One final thing: this morning I got the cazier judiciar which is a document that I’d applied for in early March that should allow me to update my residency permit in time for the upcoming Romanian presidential election.

Busting boredom: not an easy task

We’ve just switched over to summer time. New Zealand moves to winter time next weekend. The combined two-hour time shift will make it a bit harder to contact Mum and Dad between now and October. In the meantime I should get to see them in the flesh. Still no guarantees there. For Mum it’s very up and down, hit and miss, and she still keeps pretending things are OK. Her sister-in-law, for whom Mum has a lot of respect, has been a big help – it’s largely down to her that she’s seeing the doctor tomorrow. I just know how Mum will be at the doctor’s. Just a bit of pain, nothing much really, I don’t suppose there’s much you can do, I won’t keep you long, I know you’re busy.

I’ve got one lesson today, a Sunday, which should take my total for the week to 28½ hours – just under my target. This lesson is with a woman in her late forties. Yesterday I had lessons with four females aged between 8 and 48, so this weekend is entirely boy-free. On Thursday I had a lesson with an 11-year-old girl that I’d like to forget. I was teaching her directions when I saw out of the corner of my eye that she’d written something on the map I’d given her. Mă plictisesc. “I’m bored.” I told her that writing something like that isn’t very nice and she doesn’t have to see me if she doesn’t want to. In fact I said that if she did something like that again, it’d be over. I’d tell her mum that she’s not to come anymore. She then put her serious face on. When she said she had too much schoolwork and homework and private tuition in other subjects, I sympathised. She’s a victim of Romania’s pretty terrible education system. It means that I can make my lessons as unboring as possible and it’s unlikely to make much difference. A “highlight” of our session was when I gave her (for the first time) a writing exercise. A choice of three options to write about, including a time machine, which she chose. I hoped she’d write about the dinosaur age or flying cars, but she said she’d use her time machine to zip forward to … next week. Tech and social media makes a teacher’s task even harder. Say I’m teaching a girl who’s really into horses. I can include as much horse-related stuff as I like in my lessons, but she’ll still just want to watch horse videos on TikTok.

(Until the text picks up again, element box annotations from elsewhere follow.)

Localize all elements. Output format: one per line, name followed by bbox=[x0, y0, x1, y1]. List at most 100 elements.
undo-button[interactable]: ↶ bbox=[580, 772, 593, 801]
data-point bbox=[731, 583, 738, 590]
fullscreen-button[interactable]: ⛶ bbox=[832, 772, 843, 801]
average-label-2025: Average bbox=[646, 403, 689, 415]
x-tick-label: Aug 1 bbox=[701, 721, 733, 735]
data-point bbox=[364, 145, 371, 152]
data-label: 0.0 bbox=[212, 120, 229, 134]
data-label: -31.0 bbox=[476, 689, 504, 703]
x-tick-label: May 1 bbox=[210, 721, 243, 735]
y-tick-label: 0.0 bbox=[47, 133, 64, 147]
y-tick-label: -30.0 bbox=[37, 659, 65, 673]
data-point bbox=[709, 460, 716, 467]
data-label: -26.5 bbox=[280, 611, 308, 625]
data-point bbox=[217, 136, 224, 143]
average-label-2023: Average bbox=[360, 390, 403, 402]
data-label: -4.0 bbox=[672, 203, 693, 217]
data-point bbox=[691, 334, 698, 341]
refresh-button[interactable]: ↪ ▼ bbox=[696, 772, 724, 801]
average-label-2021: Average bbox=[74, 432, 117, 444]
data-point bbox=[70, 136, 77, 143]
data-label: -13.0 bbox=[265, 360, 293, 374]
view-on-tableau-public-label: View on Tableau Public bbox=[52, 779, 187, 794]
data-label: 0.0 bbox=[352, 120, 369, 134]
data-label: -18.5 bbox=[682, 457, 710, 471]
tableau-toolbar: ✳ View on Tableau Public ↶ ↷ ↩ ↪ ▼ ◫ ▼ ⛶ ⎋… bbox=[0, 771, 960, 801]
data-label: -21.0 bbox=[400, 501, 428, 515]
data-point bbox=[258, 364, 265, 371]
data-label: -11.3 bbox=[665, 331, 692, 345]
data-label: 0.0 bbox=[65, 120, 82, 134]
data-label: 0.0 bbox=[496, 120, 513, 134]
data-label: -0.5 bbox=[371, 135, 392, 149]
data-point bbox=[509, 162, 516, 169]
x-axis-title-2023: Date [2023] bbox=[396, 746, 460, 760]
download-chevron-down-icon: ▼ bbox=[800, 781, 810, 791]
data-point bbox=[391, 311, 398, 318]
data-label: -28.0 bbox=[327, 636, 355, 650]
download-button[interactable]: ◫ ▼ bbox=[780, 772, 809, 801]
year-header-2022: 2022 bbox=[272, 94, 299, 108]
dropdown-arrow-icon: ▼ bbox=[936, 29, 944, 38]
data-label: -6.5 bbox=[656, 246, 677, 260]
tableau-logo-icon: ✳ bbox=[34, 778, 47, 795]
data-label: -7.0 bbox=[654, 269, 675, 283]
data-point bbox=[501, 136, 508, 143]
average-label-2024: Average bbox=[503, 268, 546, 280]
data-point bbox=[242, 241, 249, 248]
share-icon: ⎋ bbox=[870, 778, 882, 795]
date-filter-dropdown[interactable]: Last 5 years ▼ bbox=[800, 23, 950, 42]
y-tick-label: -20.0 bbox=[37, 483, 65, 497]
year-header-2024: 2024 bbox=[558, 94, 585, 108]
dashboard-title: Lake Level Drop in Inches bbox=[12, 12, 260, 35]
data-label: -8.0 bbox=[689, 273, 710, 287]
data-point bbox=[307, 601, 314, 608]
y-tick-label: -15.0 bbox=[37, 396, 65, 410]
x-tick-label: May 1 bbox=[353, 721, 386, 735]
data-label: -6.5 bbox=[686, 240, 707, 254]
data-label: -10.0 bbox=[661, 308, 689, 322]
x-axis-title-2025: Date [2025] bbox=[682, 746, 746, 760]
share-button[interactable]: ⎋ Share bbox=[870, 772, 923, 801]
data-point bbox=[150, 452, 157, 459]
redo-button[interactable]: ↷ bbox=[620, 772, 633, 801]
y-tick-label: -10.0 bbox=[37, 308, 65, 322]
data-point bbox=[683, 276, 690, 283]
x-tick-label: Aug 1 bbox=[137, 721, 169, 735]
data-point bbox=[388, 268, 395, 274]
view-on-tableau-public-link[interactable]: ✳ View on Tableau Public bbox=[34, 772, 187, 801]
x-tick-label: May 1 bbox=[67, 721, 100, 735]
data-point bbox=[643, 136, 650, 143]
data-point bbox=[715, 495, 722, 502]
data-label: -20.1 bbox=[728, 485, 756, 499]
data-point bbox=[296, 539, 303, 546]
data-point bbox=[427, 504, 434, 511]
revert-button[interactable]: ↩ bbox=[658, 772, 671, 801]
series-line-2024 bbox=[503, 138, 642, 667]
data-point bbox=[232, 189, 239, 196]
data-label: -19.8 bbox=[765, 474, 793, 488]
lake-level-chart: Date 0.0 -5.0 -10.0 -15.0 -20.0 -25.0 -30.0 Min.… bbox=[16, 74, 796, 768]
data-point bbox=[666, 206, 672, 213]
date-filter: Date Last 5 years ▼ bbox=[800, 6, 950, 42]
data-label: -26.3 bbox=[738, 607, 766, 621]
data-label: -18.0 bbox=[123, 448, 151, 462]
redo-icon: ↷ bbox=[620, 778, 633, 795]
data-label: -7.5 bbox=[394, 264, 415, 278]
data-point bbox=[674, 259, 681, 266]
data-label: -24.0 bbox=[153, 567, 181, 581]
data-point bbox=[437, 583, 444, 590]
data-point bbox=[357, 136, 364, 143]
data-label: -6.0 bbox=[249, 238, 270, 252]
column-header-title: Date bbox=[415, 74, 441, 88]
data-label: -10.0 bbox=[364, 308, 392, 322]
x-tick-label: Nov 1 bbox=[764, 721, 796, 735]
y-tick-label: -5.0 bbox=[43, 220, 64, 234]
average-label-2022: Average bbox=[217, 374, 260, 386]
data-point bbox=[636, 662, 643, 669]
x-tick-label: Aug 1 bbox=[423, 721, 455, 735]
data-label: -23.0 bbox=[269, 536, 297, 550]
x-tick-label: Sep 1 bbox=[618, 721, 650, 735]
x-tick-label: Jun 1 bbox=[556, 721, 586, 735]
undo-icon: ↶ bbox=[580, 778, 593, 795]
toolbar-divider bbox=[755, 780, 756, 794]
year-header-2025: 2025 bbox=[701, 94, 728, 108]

One thing that came out of that awful Signal group chat (leaked last week) was the US government’s hatred for Europe. If it wasn’t already obvious, that exchange confirmed that they really despise Europe and everything it stands for. That includes the UK. The “special relationship” was always tenuous as best and is now positively dangerous. As for visiting the US, I’m glad I did that ten years ago because I certainly wouldn’t do it now. There’s so much about America now that I find abhorrent. Having read American Psycho (which contained a whole lot of Trump from 35 years ago), I see that America is turning, at a rate of knots, into a crass Batemanised version of itself. Only straight, rich, white males matter. Anybody else is no more than an object. And straight, rich, white males who aren’t unquestioningly loyal to you are threats that must be eliminated.